Osaka University (Suita-shi, Osaka, JP) Professor of Engineering in the Department of Material and Life Science Shunichi Fukuzumi and Tomoyoshi Suenobu created an environmentally friendly to decompose formic acid and produce safely and efficiently, useful amounts of hydrogen at low cost at normal temperature and pressure. The dinuclear metal complex catalyst is detailed in U.S. Patent Application 20100034733.  The catalyst makes it possible to obtain hydrogen without forming a toxic by-product. 

The method makes it is possible to store hydrogen in the form of formic acid, which is a safe compound, and obtain hydrogen by efficiently decomposing formic acid using the catalyst developed by Fukuzumi and Suebobu. Moreover, the catalyst for the decomposition of formic acid has high formic acid decomposition reactivity and, therefore, can provide hydrogen efficiently.

Furthermore, for example, it is also possible to obtain hydrogen by carrying out the formic acid decomposition reaction at room temperature (at normal temperature and pressure) without applying any external energy such as heat. For this reason, it is possible to prevent the release of CO₂ from an external heat source or the like into the atmosphere, and so the catalyst even can contribute to, for example, the global issue of the reduction of CO₂. Moreover, not only can the reaction be carried out at room temperature, but also the formic acid decomposition reaction can be carried out even more efficiently by heating. Furthermore, hydrogen can be obtained without the formation of a toxic by-product.

The catalyst for the decomposition of formic acid  may be dissolved in, for example, an organic solvent, but when water alone is used as the solvent, undesirable effects on the environment can be reduced even more, so it is expected that the catalyst will be increasingly used as a novel ecological technology in various industrial applications. Moreover, the catalyst can also contribute to resource savings because of its good turnover efficiency. The catalyst can be used in, for example, formic acid fuel cells and the like as a catalyst for the decomposition of formic acid. Furthermore, the applications of the catalyst for the decomposition of formic acid are not limited and the catalyst can be used in every technical field in which a supply of hydrogen (H₂) is needed. 

Hydrogen (H₂) is used in many different applications, such as the synthesis of various substances, reduction, hydrodesulfurization of petroleum, and hydrogenolysis, and is needed in every industrial field. For example, fuel cells, which have been attracting attention in recent years, are capable of supplying electricity continuously and efficiently when reactants such as hydrogen and oxygen are supplied externally thereto.

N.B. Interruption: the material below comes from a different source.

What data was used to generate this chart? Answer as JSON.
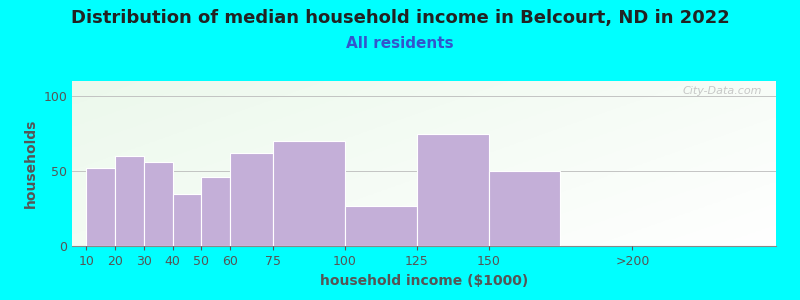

Research on the fuel (reactant) of practical fuel cells mainly has focused on the use of methanol. However, when methanol is burned, formation of a poisoned by-product, for example, incompletely oxidized substances such as carbon monoxide and hydrocarbons, on the surface of an electrode catalyst is a problem. Thus, it is desirable to supply hydrogen, which is a clean fuel, to fuel cell electrodes. For the foregoing reasons, hydrogen supply or storage techniques are industrially very important. However, the stable supply or storage of hydrogen has been difficult so far because hydrogen is a gas at room temperature, has high reactivity and thus readily ignites in air.  The Osaka researchers believe they have a credible solution to safe hydrogen storage and production.